Not saying this is the problem, but it’s a possibility.

RJ
 
Sounds like you may have lost a wheel weight on one of your rear slicks. If you balance them. It’s possible one of them came out of balance whether you balanced them when you mounted them or not. I have had to re balance mine after some usage in the past. I use a harbor freight bubble balancer, sticky wheel weights, and I duct tape all of my weights to the rim.

Not saying this is the problem, but it’s a possibility.

RJ

First thing I thought of. Definately easy enough to take them off and check and rebalance
 
Sounds like you may have lost a wheel weight on one of your rear slicks. If you balance them. It’s possible one of them came out of balance whether you balanced them when you mounted them or not. I have had to re balance mine after some usage in the past. I use a harbor freight bubble balancer, sticky wheel weights, and I duct tape all of my weights to the rim.
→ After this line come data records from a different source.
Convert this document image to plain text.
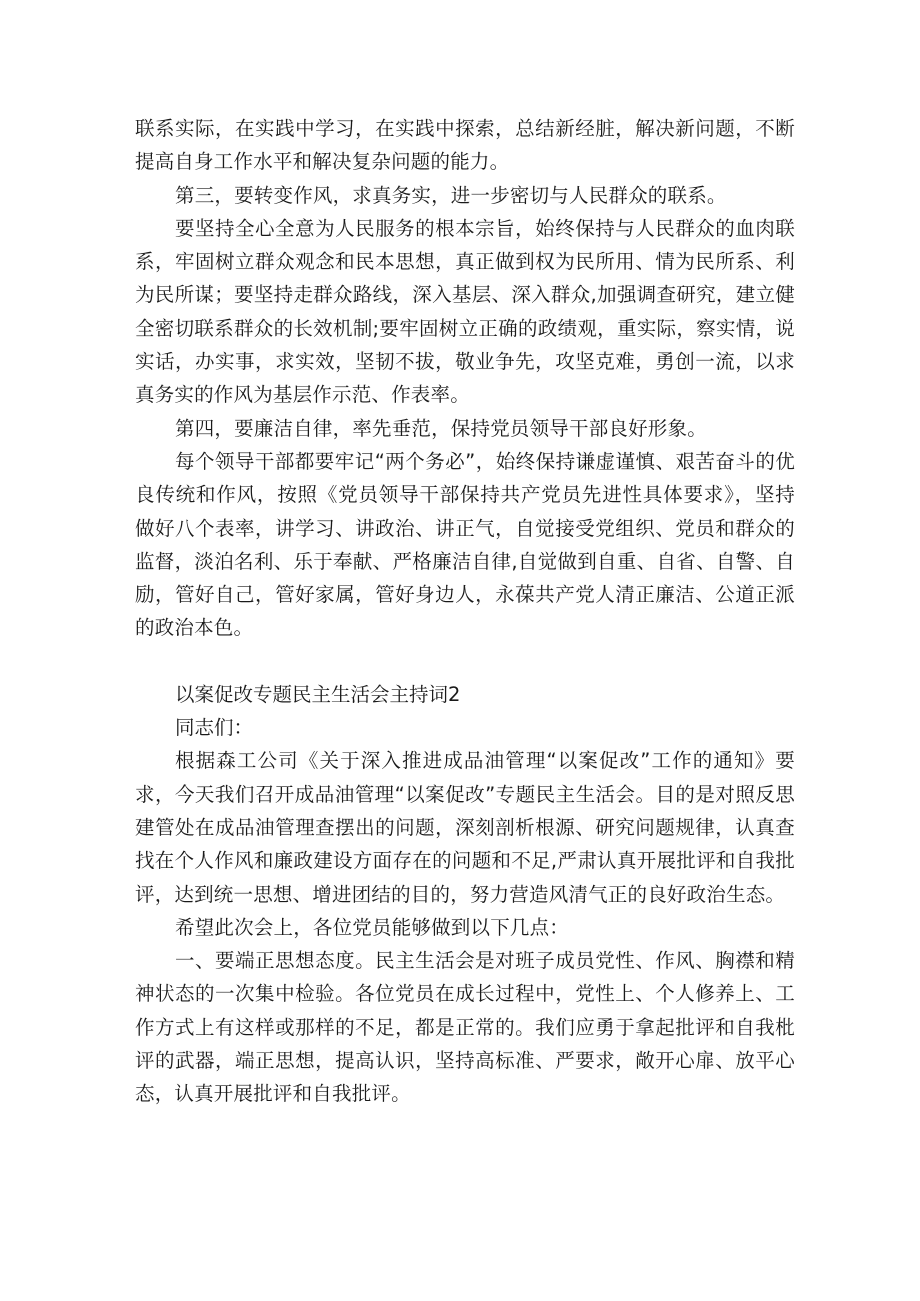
联系实际，在实践中学习，在实践中探索，总结新经脏，解决新问题，不断提高自身工作水平和解决复杂问题的能力。

第三，要转变作风，求真务实，进一步密切与人民群众的联系。

要坚持全心全意为人民服务的根本宗旨，始终保持与人民群众的血肉联系，牢固树立群众观念和民本思想，真正做到权为民所用、情为民所系、利为民所谋；要坚持走群众路线，深入基层、深入群众,加强调查研究，建立健全密切联系群众的长效机制;要牢固树立正确的政绩观，重实际，察实情，说实话，办实事，求实效，坚韧不拔，敬业争先，攻坚克难，勇创一流，以求真务实的作风为基层作示范、作表率。

第四，要廉洁自律，率先垂范，保持党员领导干部良好形象。

每个领导干部都要牢记“两个务必”，始终保持谦虚谨慎、艰苦奋斗的优良传统和作风，按照《党员领导干部保持共产党员先进性具体要求》，坚持做好八个表率，讲学习、讲政治、讲正气，自觉接受党组织、党员和群众的监督，淡泊名利、乐于奉献、严格廉洁自律,自觉做到自重、自省、自警、自励，管好自己，管好家属，管好身边人，永葆共产党人清正廉洁、公道正派的政治本色。

以案促改专题民主生活会主持词2

同志们：

根据森工公司《关于深入推进成品油管理“以案促改”工作的通知》要求，今天我们召开成品油管理“以案促改”专题民主生活会。目的是对照反思建管处在成品油管理查摆出的问题，深刻剖析根源、研究问题规律，认真查找在个人作风和廉政建设方面存在的问题和不足,严肃认真开展批评和自我批评，达到统一思想、增进团结的目的，努力营造风清气正的良好政治生态。

希望此次会上，各位党员能够做到以下几点：

一、要端正思想态度。民主生活会是对班子成员党性、作风、胸襟和精神状态的一次集中检验。各位党员在成长过程中，党性上、个人修养上、工作方式上有这样或那样的不足，都是正常的。我们应勇于拿起批评和自我枇评的武器，端正思想，提高认识，坚持高标准、严要求，敞开心扉、放平心态，认真开展批评和自我批评。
Not saying this is the problem, but it’s a possibility.

RJ


I graduated to Gorilla Tape on my weights. Give it a try sometime RJ.
 
I got a good buddy out of a pinch years ago at our Bracket finals at maple grove in Pa. He had a vibration and i suggested putting a hose clamp on the driveshaft just tight enough that he could forcefully turn it. Make a pass then tighten it down where it stopped. It worked great and he ran it like that all season then addressed it over the winter. Something very quick to try. We put it close to the rearend.
 
I got a good buddy out of a pinch years ago at our Bracket finals at maple grove in Pa. He had a vibration and i suggested putting a hose clamp on the driveshaft just tight enough that he could forcefully turn it. Make a pass then tighten it down where it stopped. It worked great and he ran it like that all season then addressed it over the winter. Something very quick to try. We put it close to the rearend.
Pretty clever fix !!
 
I got a good buddy out of a pinch years ago at our Bracket finals at maple grove in Pa. He had a vibration and i suggested putting a hose clamp on the driveshaft just tight enough that he could forcefully turn it. Make a pass then tighten it down where it stopped. It worked great and he ran it like that all season then addressed it over the winter. Something very quick to try. We put it close to the rearend.

Whatever it takes! I’ve heard of that before and saw it on a customers car.

The gorilla tape I’ll be sure to give a try John, thanks.
 
Don’t overthink the balance job on slicks. Many that have tried other fancier ways have circled back to good old bubble balance jobs.
 
I can’t take all the credit as I read about it in an old Hot Rod or Car Craft tech article. Back when I had an open mind and I actually bought those magazines. Lol

That method is actually in the Mopar FSM's as well for determining if the driveshaft is imbalanced, possibly where the magazine guys got it from? Lol. Those old Chrysler engineers were clever.

One thought I had is the rear leaves could be starting to wear out and allowing too much axle windup (dynamic pinion angle) when on the throttle since OP mentioned it goes away when letting off the throttle.